Sometimes, however, one simply runs into some useful terminology as I did recently. Then there's nothing for it but to let it rip.
I refer to the term "alpha behaviour". Immediately, I will clarify that in my experience alpha behaviour -- especially as it is defined in the link, is not limited to males alone. Indeed, in Rhodesian civil society women very often maintained that kind of power. But let me proceed by way of a tangent.

In Nietzsche's GAY SCIENCE, he speaks of the nature of power and how it can be mishandled. His example is that of Luther and the Church. Luther, according to Nietzsche, wanted to save the Church from the impending secularism of its evolution towards the Enlightenment. That religious power should find the maturity of its ultimate expression in secular enlightenment was beyond Luther's power to see. He rushed to "save" the Church, by "reforming" it, and thus undermined its authority in the broader scope of life. After Luther's intervention, the influence of the Church became narrower; its authority diminished. Nietzche effectively chastises Protestant reformer Martin Luther for being of the lower classes and hence not understanding how power actually worked. By virtue of his lack of knowledge and experience of power, he achieved the opposite to that which he had set out to achieve.

One way of looking at Luther and his intervention is that Luther was a "Beta" male. He didn't understand that power, in order to maintain itself as genuine authority, has to exert itself with in subtle ways. Luther's efforts therefore made the Church's influence appear cruder and more harshly defined. This was the means by which he stripped the Church of power -- by defining power too narrowly, and by not understanding that authority can only develop as a feature of power over a long time. Instead, Luther only understood power much as a "Beta" male understands it according to my link above. That is, as something to be grabbed at, and imposed by force, rather than as something that gradually develops, along with the relationships that allow it to justify itself.

Which brings me back to my main point: Beta males, to the extent that I have encountered them, appear to lack any but the crudest conceptions of power. For this reason, they undo themselves. They do not seem to understand, either, that almost anyone can be an Alpha, so long as they adopt the attitudes and behaviour of one. They tend to believe that power must be something necessarily obvious and in your face and not something as intangible as "authority". When those who think this way reveal their lack of knowledge about the role of authority in establishing power, they represent themselves most patently as "Betas". (The fact that they don't ever recognise that they are doing this, but in fact believe themselves to be establishing their Alpha credibility, is a significant and defining part of their problem in terms of working out why power so easily slips through their fingers even when they have it in their grasp.)
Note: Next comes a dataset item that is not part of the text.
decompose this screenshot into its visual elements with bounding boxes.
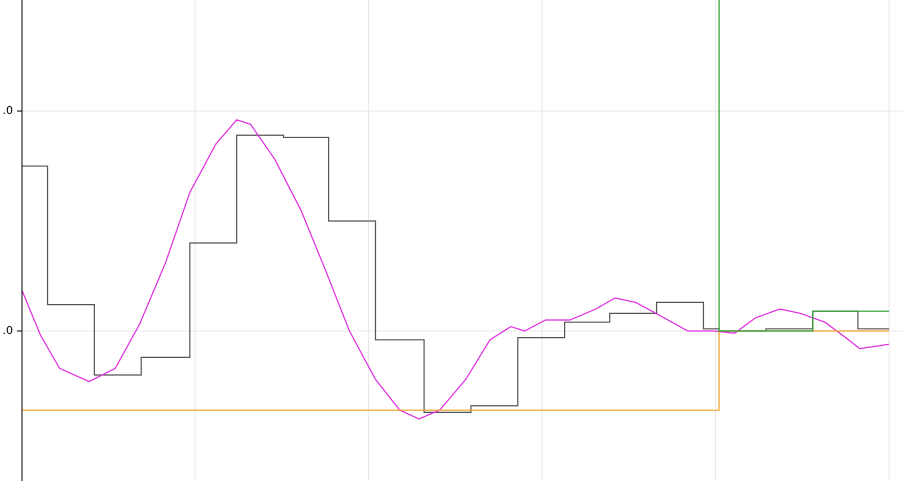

Another observation about Beta males: They think that women do not like them, and that it is imperative to remedy this by controlling women by sheer force. (One of the most common ways of doing this is by trying to assure, by means of law, that women will have no choice but to accept one of them as a mate -- not only that, but to stick with him, whether she wants to or not.)

Betas, it would seem from my experience, are not quite heterosexual -- or if they are, they do not believe in natural powers of attraction. (To accept that such a force like genuine attraction even exists would be like accepting the existence of "authority" -- being the hidden means by which power legitimates itself. Betas however, act as if their rights are assured to them only be means of overt force.)

A Beta male, when asked for assistance by a female, will often turn on her, revealing huges waves of pent up aggression, intending to cover for that fact that he feels himself genuinely powerless to act within the world at large. By means of such an disproportionate reaction, he reveals that his relationship to power was merely a bluff.

3 comments:

sptc said...

This is all quite interesting (and beta syndrome must be what nice guy syndrome is). But I'm fascinated with Nietzche's analysis of the Luther phenom and will think about this.

Vallin said...

I find this whole sociobiological Alpha/Beta/Omega discussion in both business motivation and (I admit it) pick-up strategy. The arguments fail to convince me as any more than advertising manipulation and cultural prejudice (almost Victorian!). The analogies to animal and pre-sapien social hierarchy misses a great deal of historical evidence. What do you think of mixed types, i.e. "Alpha/Omega"

Jennifer F. Armstrong said...

I think there are people who think this way, Vallin. They get very wrapped up in power relationships so that the issue of brute power -- who has it and who doesn't -- comes to dominate their lives. These are the people whom my post was critiquing.

If you were to view my post as being concerned not just with those who view power relationships in this way, but with broader humanity, my post has more of a rhetorical sense to it, I admit.